Turning towards average weekly hours, we can see that a more material weakening has taken place. In May, average weekly hours dropped to 34.3, the lowest level since April 2020.
Given the difficulties that employers had in finding enough workers to meet the artificially induced demand surge that enormous money printing created, they are likely to be particularly reluctant to cut staff during the current cycle. As a result, hours worked is likely to prove a more timely measure of a weakening employment market.
A further break to below 34.2, would see hours worked hit lows seen during the GFC and the subsequent economic recovery.
Looking at some of the more cyclical categories, manufacturing employment fell in May — the second decline in the last three months. The 3-month moving average change in manufacturing employment has now turned negative.
The manufacturing diffusion index recorded its fourth consecutive value below 50 — which says that a majority of manufacturing industries have been recording employment declines.
Looking more broadly at cyclical employment, the Economics Uncovered Cyclical Employment Index, which includes a number of leading categories of establishment survey employment, such as temporary help services employment, shows that annual growth continues to decline, falling to just 0.6% in May.
One of the components of the index, temporary help services employment, recorded annual employment growth of -2.6% in May.
Turning to the rate of hires, quits and fires, one can see that the rate of quits continues to fall, indicating: 1) reduced confidence from employees that they can find better work elsewhere; and 2) a reduction in competition between firms to poach employee talent. While both are signs of a weakening employment market, the rate of quits continues to remain at an historically elevated level.
A decline in the rate of hires is again suggesting a weakening employment market. Here, the level has fallen to levels that have been seen historically, but not to a point that indicates a major deterioration in the employment market.
The relative robustness of the current employment market is further reinforced by the rate of layoffs, which remain at historically low levels. Though as earlier articulated, it’s important to remember that layoffs are likely to be a particularly lagging measure during the current economic cycle, given the difficulty that employers previously had in finding enough staff to meet an artificial surge in demand.
Hires and quits, which are both showing clear signs of moderating, are likely to be more timely indicators of a major shift in the health of the employment market.
After analysing both the trend and current state of the employment market, it’s important to also incorporate some broader economic context.
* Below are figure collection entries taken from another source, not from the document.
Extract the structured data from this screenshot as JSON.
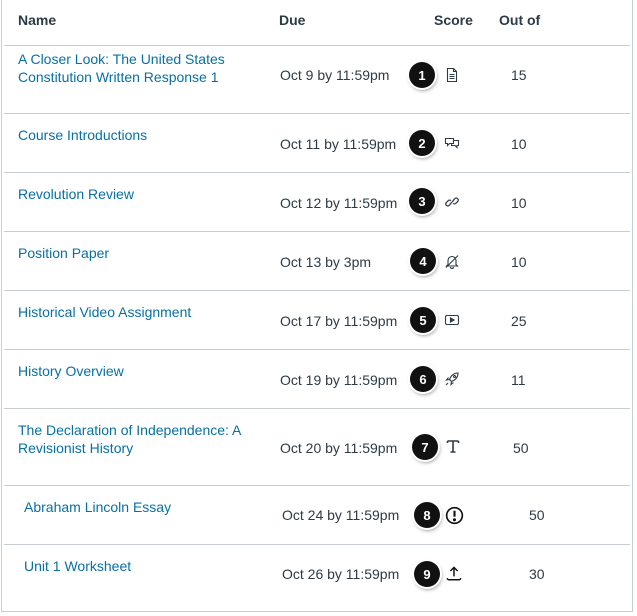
{
  "columns": {
    "name": "Name",
    "due": "Due",
    "score": "Score",
    "out_of": "Out of"
  },
  "rows": [
    {
      "name": "A Closer Look: The United States Constitution Written Response 1",
      "due": "Oct 9 by 11:59pm",
      "badge": "1",
      "icon": "document-icon",
      "out_of": "15"
    },
    {
      "name": "Course Introductions",
      "due": "Oct 11 by 11:59pm",
      "badge": "2",
      "icon": "discussion-icon",
      "out_of": "10"
    },
    {
      "name": "Revolution Review",
      "due": "Oct 12 by 11:59pm",
      "badge": "3",
      "icon": "link-icon",
      "out_of": "10"
    },
    {
      "name": "Position Paper",
      "due": "Oct 13 by 3pm",
      "badge": "4",
      "icon": "muted-bell-icon",
      "out_of": "10"
    },
    {
      "name": "Historical Video Assignment",
      "due": "Oct 17 by 11:59pm",
      "badge": "5",
      "icon": "video-icon",
      "out_of": "25"
    },
    {
      "name": "History Overview",
      "due": "Oct 19 by 11:59pm",
      "badge": "6",
      "icon": "rocket-icon",
      "out_of": "11"
    },
    {
      "name": "The Declaration of Independence: A Revisionist History",
      "due": "Oct 20 by 11:59pm",
      "badge": "7",
      "icon": "text-icon",
      "out_of": "50"
    },
    {
      "name": "Abraham Lincoln Essay",
      "due": "Oct 24 by 11:59pm",
      "badge": "8",
      "icon": "warning-circle-icon",
      "out_of": "50"
    },
    {
      "name": "Unit 1 Worksheet",
      "due": "Oct 26 by 11:59pm",
      "badge": "9",
      "icon": "upload-icon",
      "out_of": "30"
    }
  ],
  "colors": {
    "link": "#0770a3",
    "text": "#2d3b45",
    "border": "#c7cdd1",
    "badge": "#111111"
  }
}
The most important point here, is the Fed’s aggressive tightening, which has seen very large interest rate increases, and a shift from enormous growth in the M2 money supply, to the largest annual declines in M2 since the Great Depression.
Given the enormous impact that changing the cost, and supply of, money, has on the wider economy, the Fed’s tightening/loosening cycles are the key driver of business cycles.
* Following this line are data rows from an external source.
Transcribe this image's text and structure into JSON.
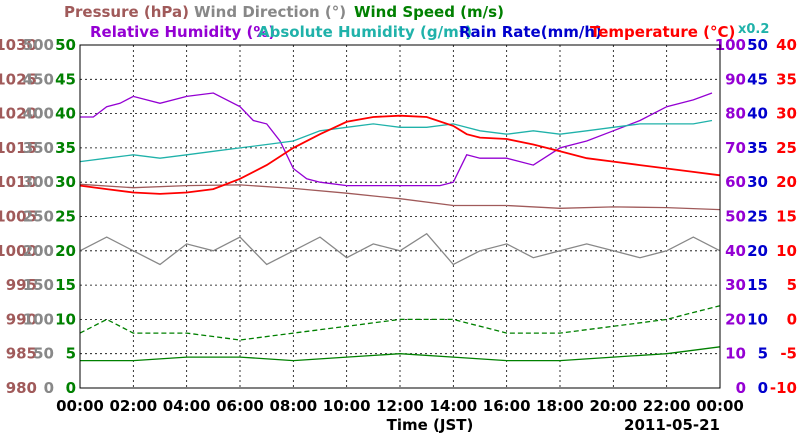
{
  "chart_data": {
    "type": "line",
    "xlabel": "Time (JST)",
    "date": "2011-05-21",
    "x_ticks": [
      "00:00",
      "02:00",
      "04:00",
      "06:00",
      "08:00",
      "10:00",
      "12:00",
      "14:00",
      "16:00",
      "18:00",
      "20:00",
      "22:00",
      "00:00"
    ],
    "x_range_hours": [
      0,
      24
    ],
    "grid": true,
    "legend": {
      "row1": [
        "Pressure (hPa)",
        "Wind Direction (°)",
        "Wind Speed (m/s)"
      ],
      "row2": [
        "Relative Humidity (%)",
        "Absolute Humidity (g/m³)",
        "Rain Rate(mm/h)",
        "Temperature (°C)"
      ],
      "scale_note": "x0.2"
    },
    "colors": {
      "pressure": "#a05a5a",
      "wind_direction": "#888888",
      "wind_speed": "#008000",
      "relative_humidity": "#9400d3",
      "absolute_humidity": "#20b2aa",
      "rain_rate": "#0000cd",
      "temperature": "#ff0000"
    },
    "axes": {
      "pressure": {
        "label": "Pressure (hPa)",
        "ticks": [
          "1030",
          "1025",
          "1020",
          "1015",
          "1010",
          "1005",
          "1000",
          "995",
          "990",
          "985",
          "980"
        ],
        "range": [
          980,
          1030
        ]
      },
      "wind_direction": {
        "label": "Wind Direction (°)",
        "ticks": [
          "500",
          "450",
          "400",
          "350",
          "300",
          "250",
          "200",
          "150",
          "100",
          "50",
          "0"
        ],
        "range": [
          0,
          500
        ]
      },
      "wind_speed": {
        "label": "Wind Speed (m/s)",
        "ticks": [
          "50",
          "45",
          "40",
          "35",
          "30",
          "25",
          "20",
          "15",
          "10",
          "5",
          "0"
        ],
        "range": [
          0,
          50
        ]
      },
      "relative_humidity": {
        "label": "Relative Humidity (%)",
        "ticks": [
          "100",
          "90",
          "80",
          "70",
          "60",
          "50",
          "40",
          "30",
          "20",
          "10",
          "0"
        ],
        "range": [
          0,
          100
        ]
      },
      "rain_rate": {
        "label": "Rain Rate(mm/h)",
        "ticks": [
          "50",
          "45",
          "40",
          "35",
          "30",
          "25",
          "20",
          "15",
          "10",
          "5",
          "0"
        ],
        "range": [
          0,
          50
        ]
      },
      "temperature": {
        "label": "Temperature (°C)",
        "ticks": [
          "40",
          "35",
          "30",
          "25",
          "20",
          "15",
          "10",
          "5",
          "0",
          "-5",
          "-10"
        ],
        "range": [
          -10,
          40
        ]
      }
    },
    "series": [
      {
        "name": "Pressure (hPa)",
        "axis": "pressure",
        "x": [
          0,
          2,
          4,
          6,
          8,
          10,
          12,
          14,
          16,
          18,
          20,
          22,
          24
        ],
        "values": [
          1009.7,
          1009.2,
          1009.5,
          1009.6,
          1009.1,
          1008.4,
          1007.6,
          1006.6,
          1006.6,
          1006.2,
          1006.4,
          1006.3,
          1006.0
        ]
      },
      {
        "name": "Wind Direction (°)",
        "axis": "wind_direction",
        "x": [
          0,
          1,
          2,
          3,
          4,
          5,
          6,
          7,
          8,
          9,
          10,
          11,
          12,
          13,
          14,
          15,
          16,
          17,
          18,
          19,
          20,
          21,
          22,
          23,
          24
        ],
        "values": [
          200,
          220,
          200,
          180,
          210,
          200,
          220,
          180,
          200,
          220,
          190,
          210,
          200,
          225,
          180,
          200,
          210,
          190,
          200,
          210,
          200,
          190,
          200,
          220,
          200
        ]
      },
      {
        "name": "Wind Speed (m/s) mean",
        "axis": "wind_speed",
        "x": [
          0,
          2,
          4,
          6,
          8,
          10,
          12,
          14,
          16,
          18,
          20,
          22,
          24
        ],
        "values": [
          4,
          4,
          4.5,
          4.5,
          4,
          4.5,
          5,
          4.5,
          4,
          4,
          4.5,
          5,
          6
        ]
      },
      {
        "name": "Wind Speed (m/s) max",
        "axis": "wind_speed",
        "x": [
          0,
          1,
          2,
          4,
          6,
          8,
          10,
          12,
          14,
          16,
          18,
          20,
          22,
          23,
          24
        ],
        "values": [
          8,
          10,
          8,
          8,
          7,
          8,
          9,
          10,
          10,
          8,
          8,
          9,
          10,
          11,
          12
        ]
      },
      {
        "name": "Relative Humidity (%)",
        "axis": "relative_humidity",
        "x": [
          0,
          0.5,
          1,
          1.5,
          2,
          3,
          4,
          5,
          6,
          6.5,
          7,
          7.5,
          8,
          8.5,
          9,
          10,
          11,
          12,
          13,
          13.5,
          14,
          14.5,
          15,
          16,
          17,
          18,
          19,
          20,
          21,
          22,
          23,
          23.7
        ],
        "values": [
          79,
          79,
          82,
          83,
          85,
          83,
          85,
          86,
          82,
          78,
          77,
          72,
          64,
          61,
          60,
          59,
          59,
          59,
          59,
          59,
          60,
          68,
          67,
          67,
          65,
          70,
          72,
          75,
          78,
          82,
          84,
          86
        ]
      },
      {
        "name": "Absolute Humidity (g/m³)",
        "axis": "relative_humidity",
        "x": [
          0,
          1,
          2,
          3,
          4,
          5,
          6,
          7,
          8,
          9,
          10,
          11,
          12,
          13,
          14,
          15,
          16,
          17,
          18,
          19,
          20,
          21,
          22,
          23,
          23.7
        ],
        "values": [
          66,
          67,
          68,
          67,
          68,
          69,
          70,
          71,
          72,
          75,
          76,
          77,
          76,
          76,
          77,
          75,
          74,
          75,
          74,
          75,
          76,
          77,
          77,
          77,
          78
        ]
      },
      {
        "name": "Temperature (°C)",
        "axis": "temperature",
        "x": [
          0,
          1,
          2,
          3,
          4,
          5,
          6,
          7,
          8,
          9,
          10,
          11,
          12,
          13,
          14,
          14.5,
          15,
          16,
          17,
          18,
          19,
          20,
          21,
          22,
          23,
          24
        ],
        "values": [
          19.5,
          19,
          18.5,
          18.3,
          18.5,
          19,
          20.5,
          22.5,
          25,
          27,
          28.8,
          29.5,
          29.7,
          29.5,
          28.2,
          27,
          26.5,
          26.3,
          25.5,
          24.5,
          23.5,
          23,
          22.5,
          22,
          21.5,
          21
        ]
      }
    ]
  }
}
In order to respond to high unemployment and stimulate growth, the Fed loosens monetary policy. In order to respond to relatively high inflation and low unemployment, the Fed tightens monetary policy to reduce growth.
For this reason, interest rates tend to be at their trough when the unemployment rate peaks, while interest rates tend to peak when the employment rate troughs.
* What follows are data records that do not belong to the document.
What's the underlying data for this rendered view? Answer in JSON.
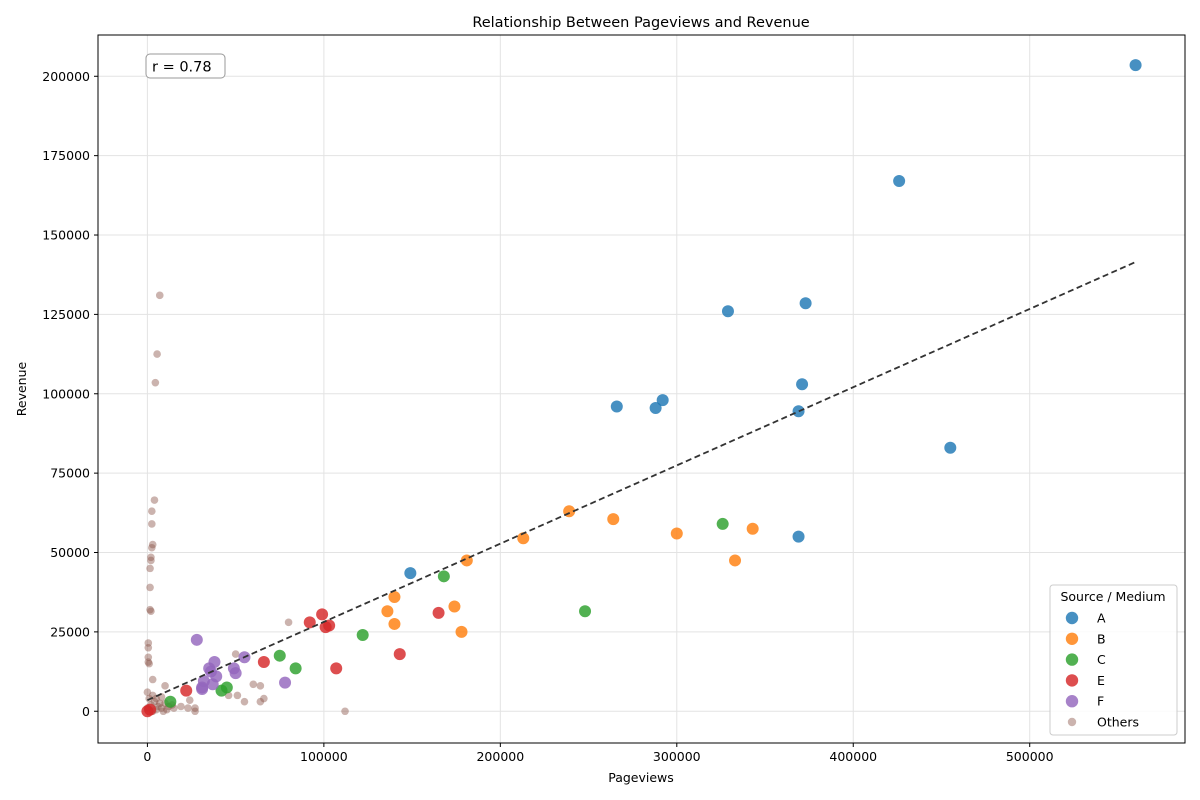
{
  "chart_data": {
    "type": "scatter",
    "title": "Relationship Between Pageviews and Revenue",
    "xlabel": "Pageviews",
    "ylabel": "Revenue",
    "xlim": [
      -28000,
      588000
    ],
    "ylim": [
      -10000,
      213000
    ],
    "xticks": [
      0,
      100000,
      200000,
      300000,
      400000,
      500000
    ],
    "yticks": [
      0,
      25000,
      50000,
      75000,
      100000,
      125000,
      150000,
      175000,
      200000
    ],
    "grid": true,
    "annotation": "r = 0.78",
    "legend": {
      "title": "Source / Medium",
      "position": "lower-right"
    },
    "trendline": {
      "x": [
        0,
        560000
      ],
      "y": [
        3500,
        141500
      ],
      "style": "dashed",
      "color": "#333333"
    },
    "series": [
      {
        "name": "A",
        "color": "#1f77b4",
        "points": [
          [
            560000,
            203500
          ],
          [
            426000,
            167000
          ],
          [
            373000,
            128500
          ],
          [
            329000,
            126000
          ],
          [
            371000,
            103000
          ],
          [
            292000,
            98000
          ],
          [
            266000,
            96000
          ],
          [
            288000,
            95500
          ],
          [
            369000,
            94500
          ],
          [
            455000,
            83000
          ],
          [
            369000,
            55000
          ],
          [
            149000,
            43500
          ]
        ]
      },
      {
        "name": "B",
        "color": "#ff7f0e",
        "points": [
          [
            239000,
            63000
          ],
          [
            264000,
            60500
          ],
          [
            343000,
            57500
          ],
          [
            300000,
            56000
          ],
          [
            213000,
            54500
          ],
          [
            333000,
            47500
          ],
          [
            181000,
            47500
          ],
          [
            140000,
            36000
          ],
          [
            174000,
            33000
          ],
          [
            136000,
            31500
          ],
          [
            140000,
            27500
          ],
          [
            178000,
            25000
          ]
        ]
      },
      {
        "name": "C",
        "color": "#2ca02c",
        "points": [
          [
            326000,
            59000
          ],
          [
            168000,
            42500
          ],
          [
            248000,
            31500
          ],
          [
            122000,
            24000
          ],
          [
            75000,
            17500
          ],
          [
            84000,
            13500
          ],
          [
            42000,
            6500
          ],
          [
            45000,
            7500
          ],
          [
            13000,
            3000
          ]
        ]
      },
      {
        "name": "E",
        "color": "#d62728",
        "points": [
          [
            99000,
            30500
          ],
          [
            92000,
            28000
          ],
          [
            103000,
            27000
          ],
          [
            165000,
            31000
          ],
          [
            101000,
            26500
          ],
          [
            143000,
            18000
          ],
          [
            66000,
            15500
          ],
          [
            107000,
            13500
          ],
          [
            22000,
            6500
          ],
          [
            0,
            0
          ],
          [
            1500,
            500
          ]
        ]
      },
      {
        "name": "F",
        "color": "#9467bd",
        "points": [
          [
            28000,
            22500
          ],
          [
            55000,
            17000
          ],
          [
            38000,
            15500
          ],
          [
            35000,
            13500
          ],
          [
            49000,
            13500
          ],
          [
            36000,
            12500
          ],
          [
            50000,
            12000
          ],
          [
            39000,
            11000
          ],
          [
            32000,
            9500
          ],
          [
            78000,
            9000
          ],
          [
            37000,
            8500
          ],
          [
            31000,
            7500
          ],
          [
            31000,
            7000
          ]
        ]
      },
      {
        "name": "Others",
        "color": "#8c564b",
        "points": [
          [
            7000,
            131000
          ],
          [
            5500,
            112500
          ],
          [
            4500,
            103500
          ],
          [
            4000,
            66500
          ],
          [
            2500,
            63000
          ],
          [
            2500,
            59000
          ],
          [
            3000,
            52500
          ],
          [
            2500,
            51500
          ],
          [
            2000,
            48500
          ],
          [
            2000,
            47500
          ],
          [
            1500,
            45000
          ],
          [
            1500,
            39000
          ],
          [
            1500,
            32000
          ],
          [
            2000,
            31500
          ],
          [
            500,
            21500
          ],
          [
            500,
            20000
          ],
          [
            500,
            17000
          ],
          [
            500,
            15500
          ],
          [
            1000,
            15000
          ],
          [
            80000,
            28000
          ],
          [
            50000,
            18000
          ],
          [
            3000,
            10000
          ],
          [
            10000,
            8000
          ],
          [
            60000,
            8500
          ],
          [
            64000,
            8000
          ],
          [
            0,
            6000
          ],
          [
            3000,
            5000
          ],
          [
            8000,
            4500
          ],
          [
            46000,
            5000
          ],
          [
            51000,
            5000
          ],
          [
            66000,
            4000
          ],
          [
            5000,
            4000
          ],
          [
            1000,
            4000
          ],
          [
            24000,
            3500
          ],
          [
            55000,
            3000
          ],
          [
            64000,
            3000
          ],
          [
            10000,
            2500
          ],
          [
            14000,
            2000
          ],
          [
            19000,
            1500
          ],
          [
            23000,
            1000
          ],
          [
            27000,
            1000
          ],
          [
            6000,
            1500
          ],
          [
            2000,
            2000
          ],
          [
            8000,
            1000
          ],
          [
            11000,
            500
          ],
          [
            27000,
            0
          ],
          [
            112000,
            0
          ],
          [
            3000,
            0
          ],
          [
            5000,
            500
          ],
          [
            9000,
            0
          ],
          [
            12000,
            1500
          ],
          [
            15000,
            1000
          ],
          [
            0,
            1000
          ],
          [
            4000,
            3000
          ],
          [
            7000,
            2500
          ]
        ]
      }
    ]
  }
}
In light of an employment market that remains relatively robust, but one which is showing many signs of a gradual weakening, it’s important to remember the direction in which the Fed’s policy is likely to drive unemployment: higher.
As opposed to a relatively low unemployment rate indicating that this time is “different”, this time is simply following the same script that it’s historically followed — unemployment is generally relatively low before the bust, which is what prompts aggressive Fed tightening. The bust follows with a lag.